Home ›› 22 Jul 2022 ›› Editorial
Last week, as the mercury started to rise in the UK, and sober weather-watchers warned that, for the first time ever, temperatures might reach 40°C in the UK, the default position of TV’s weathermen and women was to talk of records being broken, as though extreme heat was some kind of Olympic sporting event, and the plucky British weather was some sort of super-athlete, whose ‘achievement’ was to be celebrated.
Let’s be clear: there’s nothing to celebrate about temperatures reaching 40°C in the UK, as was recognised when Grahame Madge, a spokesman for the Met Office, said, “We’ve just issued a red warning for extreme heat for Monday and Tuesday which is the first such warning ever issued. The warning covers an area from London up to Manchester and then up to the Vale of York. This is potentially a very serious situation.”
While the news triggered widespread warnings about the impact of the heatwave on people’s health, almost none of the coverage focused on the underlying reasons for the heatwave, and it was only the severity of the forecast that, for a few days at least, stopped tabloid newspapers from running the ‘Scorchio’ headlines that they usually resort to when summer heat hits the UK. Perhaps they had finally recognised the severity of the situation via a comment by Penny Endersby, the chief executive of the Met Office, who said, “Here in the UK we’re used to treating a hot spell as a chance to go and play in the sun.
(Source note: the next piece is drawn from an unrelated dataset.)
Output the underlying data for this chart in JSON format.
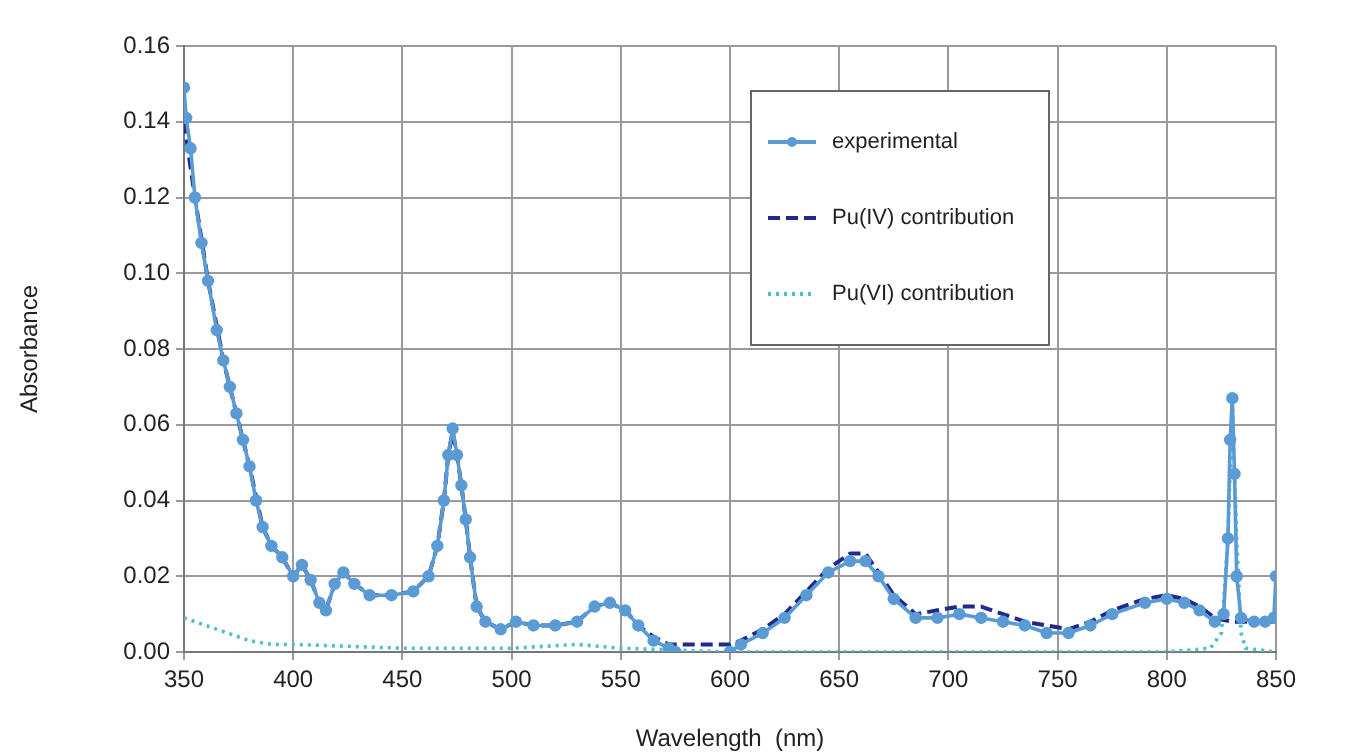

This is not that sort of weather.”
Yesterday, however, The Sun, Rupert Murdoch’s tabloid rag of hatred and denial, brought even that temporary break to an end with the tagline, ’It’s Super Scorchio’, and the headline ‘Hotter than the Sahara’, irresponsibly superimposed on a photo of a beach full of people frying in the sun.
While the media are to blame for not having generally taken increasing temperatures seriously enough over the last two decades, it should be noted that they are also reflecting a long-held British belief that heatwaves are unarguably a good thing, a pay-off for us having to ‘endure’ cold weather, rain and that bane of Britishness — regularly overcast skies — for so much of the year.
However, when the heat becomes homicidal — and astute climate campaigners point out that current temperatures are already close to temperatures that, just a few years ago, we were warned of as what we should expect by 2050, if urgent action to tackle our greenhouse gas emissions is not undertaken — alarm bells ought to start ringing, with a ferocity that we have never previously had to acknowledge.
And yet life continues largely as normal. Cars and lorries still choke the roads, at the weekend another massive cruise ship was moored in Greenwich, and the obsessive consumer distractions of everyday life continue as though there is nothing to worry about.
At some level, most of us know that this is no ordinary heatwave, and know that the alarm bells are ringing, so how do we explain our paralysis?
Beyond the scenario outlined above, another reason for inaction would seem to be that no one wants to be — or likes — a ‘downer.’ People in general, it seems to me, want to ‘look on the bright side’, and are largely averse to doom-mongers in their midst. This has probably always been a helpful social mechanism, but in recent decades it has been deliberately fostered by the cheerleaders for rampant consumerism, who have actively sought to make people self-obsessed, and with a sense of extraordinary entitlement that has eroded our ability to properly comprehend and respond to the climate crisis — the sense of entitlement regarding driving, flying and supporting ‘fast fashion’ being relevant examples.
Added to this, the neoliberal machine of contemporary existence has also infiltrated the world of psychology, suggesting that anger — at official indifference to the scale of the climate crisis, for example — is a sign of some sort of maladjusted personality, rather than a logical conclusion reached by examining the state of the world objectively.